Red Dead Redemption
Jim Kitses, in the opening pages of his influential study on the Western ‘Horizons West’, argued that the genre, one of the great American creations, was as important a creative force as the famous filmmakers – the likes of Ford, Eastwood and Peckinpah – who forged their best work within its conventions. In this respect the Western wasn’t something they transcended in the pursuit of their art, but instead a “dynamic partner”, an active canvas open to all sorts of wonderful, distinctive interpretations.
Red Dead Redemption emphatically subscribes to this theory. There are, after all, few genres whose flashpoints are as identifiable as the Western’s: the vast landscapes, the horses, duels, stagecoaches. They’re all here. By the same token there are few developers whose imprint is as recognisable as Rockstar’s: an acute understanding of the cinematic, superb writing, the baiting of moral guardians, an all-round mastery of open-world gaming. The result of their working together, Red Dead Redemption is something of an anomaly. It is as much of a eulogy to the death of the old West as, for example, Unforgiven, whilst simultaneously standing as the most refined example yet of that most modern of mediums, the sandbox videogame.
It tells the story of John Marston, a former outlaw whose past catches up with him when federal agents – who have kidnapped his wife and child – force him to hunt down his former gang. The synopsis underlines the morally bankrupt world that Red Dead Redemption depicts so well: the government is as brutal in its tactics as the outlaws, while Marston’s only allegiance is to his family (he frequently refuses the advances of prostitutes with the assertion “I’m a married man”).
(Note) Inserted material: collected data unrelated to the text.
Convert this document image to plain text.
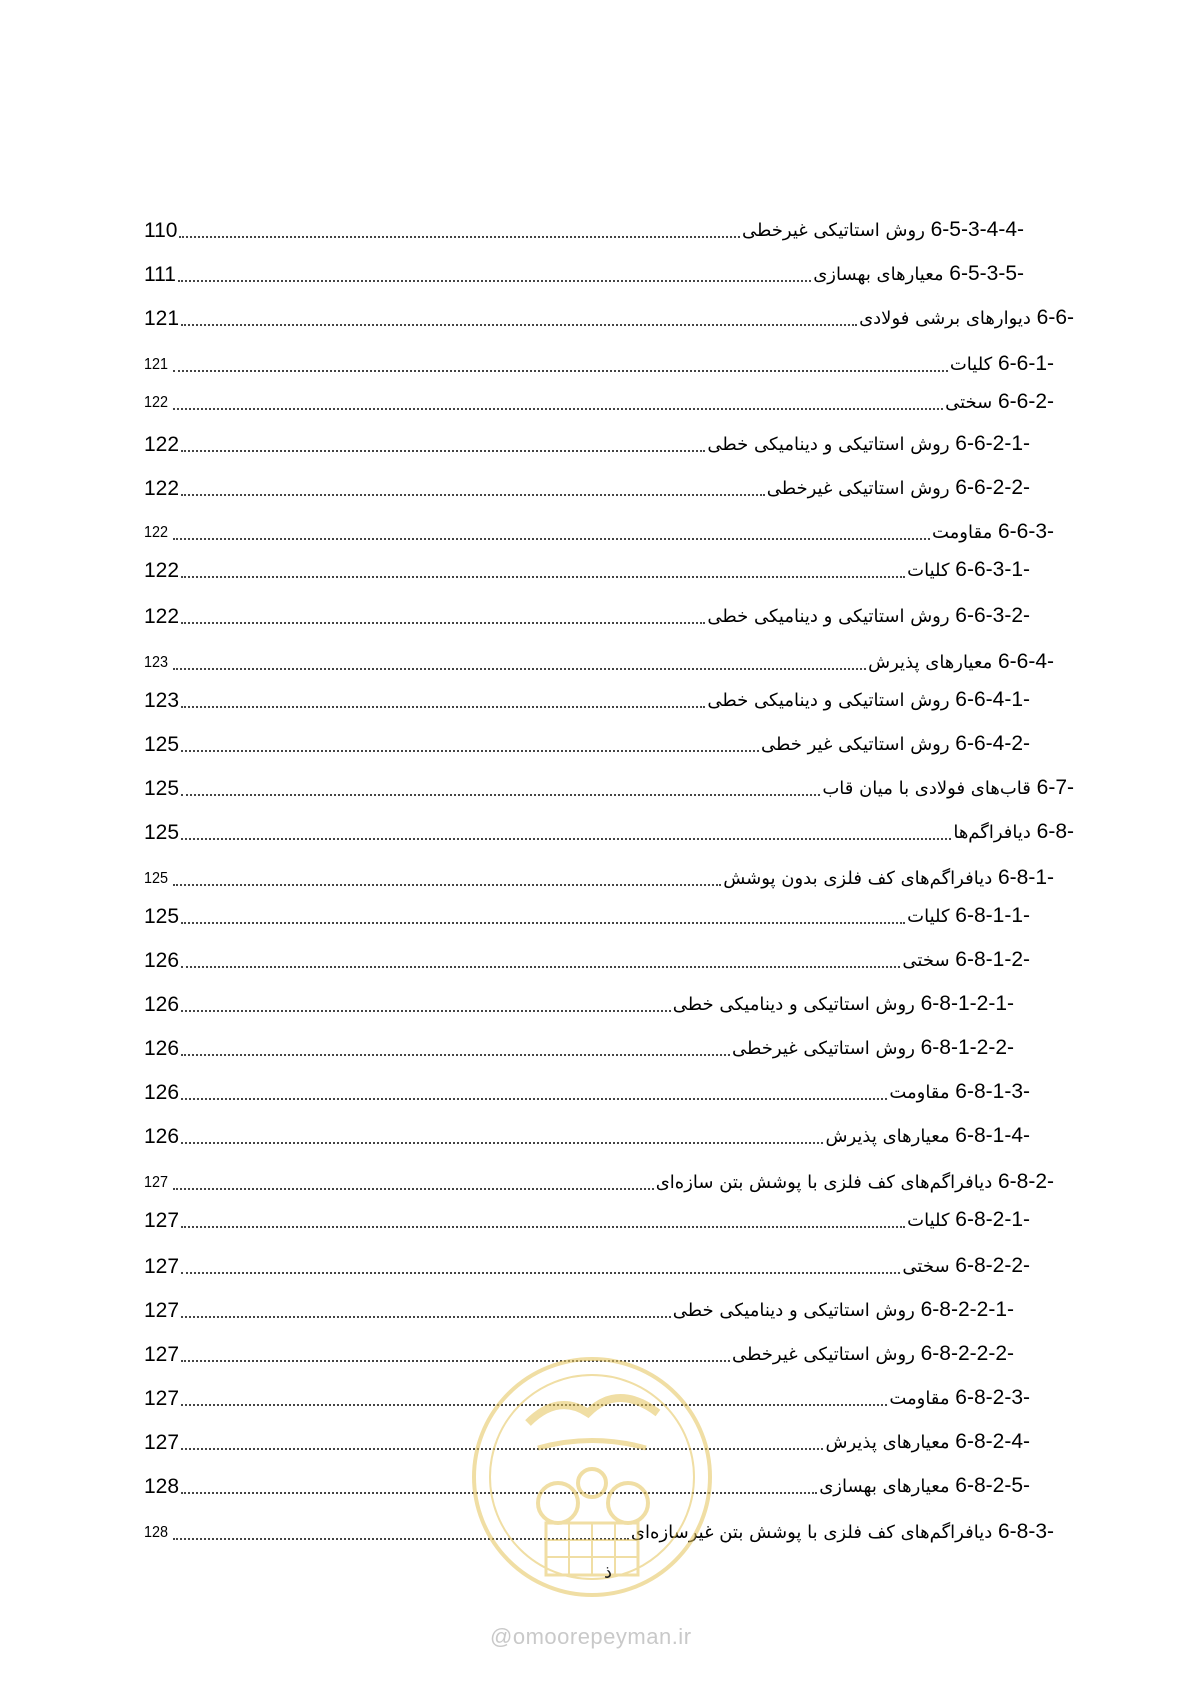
110	6-5-3-4-4- روش استاتیکی غیرخطی
111	6-5-3-5- معیارهای بهسازی
121	6-6- دیوارهای برشی فولادی
121	6-6-1- کلیات
122	6-6-2- سختی
122	6-6-2-1- روش استاتیکی و دینامیکی خطی
122	6-6-2-2- روش استاتیکی غیرخطی
122	6-6-3- مقاومت
122	6-6-3-1- کلیات
122	6-6-3-2- روش استاتیکی و دینامیکی خطی
123	6-6-4- معیارهای پذیرش
123	6-6-4-1- روش استاتیکی و دینامیکی خطی
125	6-6-4-2- روش استاتیکی غیر خطی
125	6-7- قاب‌های فولادی با میان قاب
125	6-8- دیافراگم‌ها
125	6-8-1- دیافراگم‌های کف فلزی بدون پوشش
125	6-8-1-1- کلیات
126	6-8-1-2- سختی
126	6-8-1-2-1- روش استاتیکی و دینامیکی خطی
126	6-8-1-2-2- روش استاتیکی غیرخطی
126	6-8-1-3- مقاومت
126	6-8-1-4- معیارهای پذیرش
127	6-8-2- دیافراگم‌های کف فلزی با پوشش بتن سازه‌ای
127	6-8-2-1- کلیات
127	6-8-2-2- سختی
127	6-8-2-2-1- روش استاتیکی و دینامیکی خطی
127	6-8-2-2-2- روش استاتیکی غیرخطی
127	6-8-2-3- مقاومت
127	6-8-2-4- معیارهای پذیرش
128	6-8-2-5- معیارهای بهسازی
128	6-8-3- دیافراگم‌های کف فلزی با پوشش بتن غیرسازه‌ای
ذ
@omoorepeyman.ir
It’s telling that Marston’s tale is ostensibly framed as a revenge mission, in much the same way as Niko Bellic’s journey in GTA IV (both John and Niko also begin their respective games by disembarking from ships); Rockstar’s 2008 flawed masterwork is the obvious key reference point, but these early similarities soon give way to a game that ends up doing many things just that little bit better.
The narrative is, like in GTA IV, built on simple ingredients: a witty script packed with pathos and flashes of humour, excellent voice acting and unobtrusive cut-scene direction. You only need to play last year’s Assassin’s Creed 2 for evidence as to how getting these staples wrong can lead to a less engaging experience. In comparison Red Dead Redemption is so immersive – striking a superb balance between genre cliché and presenting a world that feels genuinely fresh, in a videogaming context – that it mostly succeeds in masking the fact there is little genuine variety or innovation to the core story missions.
A lot of this success is because the setting, all glorious vistas and dusty Mexican canyons, doesn’t allow for the predictable ham-fisted parodies of a contemporary Liberty City. GTA IV had already made steps towards a greater degree of gravitas, but here in Red Dead Redemption it’s the real deal. The romantic possibilities of the landscape, coupled with a subtle score, reach beyond the surface fiction; ironic that the most gratifying open-world to date should be one so barren and realistic.